5 Things To Know When Making Intro Sections For A Video

Narakeet helps you create narrated videos quickly, using text-to-speech to turn Powerpoint presentations and Markdown scripts into engaging videos.

Whether you’re making a splash screen for an app or an intro section for a video, knowing just how and where to start is critical. It doesn’t have to be the most difficult aspect of your content creation process, but when your video fails to generate the engagement that you thought it would, it will likely come down to the fact that the intro of your video simply wasn’t compelling enough to convince viewers to keep watching it.

There are 5 things that you should keep in mind when making splash screens or intro sections for your video, and if you incorporate these ideas into your process, you should see some more success in terms of engagement.

Clarity Is Critical

One of the first things to consider when making a video intro is to keep things clear, simple, and easy to understand. You don’t want to scare your viewer away with something complicated, confusing, or simply uninteresting. Your intro should be able to tell a viewer what to expect in simple, clear, and of course, concise terms.

When writing your video script, try to think about the fundamental aspects of what your video is looking to accomplish. Make a short list of three to five points that you can sum up in about 5 words or so. Consider them bullet points that someone would read if your video was text-based instead. The shorter and simpler, the better.

Don’t Stretch It Out

We all hate TV advertisements and commercials, don’t we? So, why would you want to create a video intro that mimics the same length of a TV commercial? One of the biggest mistakes that content creators make with video content revolves around the length of their introduction. Viewers scrolling through their Facebook or Instagram feeds don’t have an extra 20 seconds to sit around just listening to your video intro – they want to get to the meat of your video.

On YouTube, you might have a few more seconds, but you really don’t want to go over 10 seconds. For Facebook and Instagram, consider making your introduction even shorter – say 5 seconds or so.

Special Effects Can Be Distracting

Most content creators are firm believers that the simpler their video is from start to finish, the better. If you take a look at YouTube, Facebook, or Instagram, you’ll see that many of the videos that content creators publish are quite simple. They aren’t too flashy, and they don’t use many special effects – if any at all. There’s a reason for this – because special effects can be quite distracting.

Instead of trying to wow your viewers with effects, wow them with substance and content. You don’t want your viewers to click out of your video or to swipe to the next one down the line, so be sure that you’re holding their attention with real value.

Don’t Neglect Your Audio

Sure, many viewers scrolling through their social media feed might not have their audio turned on, but that doesn’t mean that you should forget about it or neglect it entirely. If you’ve got a good song or some engaging audio to go along with your video intro, you might be surprised by just how much that can add to your level of engagement.

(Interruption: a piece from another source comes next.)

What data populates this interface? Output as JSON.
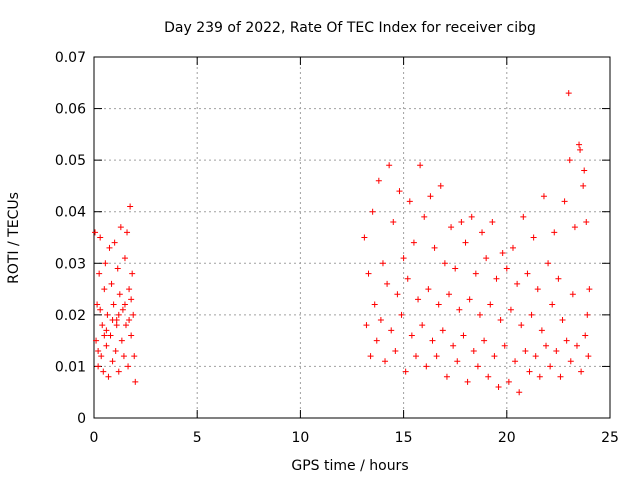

You can try to search for some Royalty Free music on the web (see our guide on finding royalty-free music), or find some free sound effects that you can incorporate into your video intro. This would be especially valuable for YouTube content, because you’re more likely to find viewers with their audio turned on.

Your Chance To Brand

Lastly, you cannot underestimate the opportunity that a splash screen or a video intro offers you in terms of branding. This is your chance to make a statement with your brand. Include your logo, include something about your brand, like a phrase, a slogan, or anything else that will help you separate your content from others.

You’ll notice that over time and with the more content you post, the more likely that your viewers will recognize your content – which will certainly help to drive engagement. Every content creator has their own little “thing” – you know, that thing they do that helps them identify themselves amongst a crowded pool of talented creators. Your intro is the perfect place to showcase your brand quickly and modestly – in other words, give your viewers just enough to recognize your name.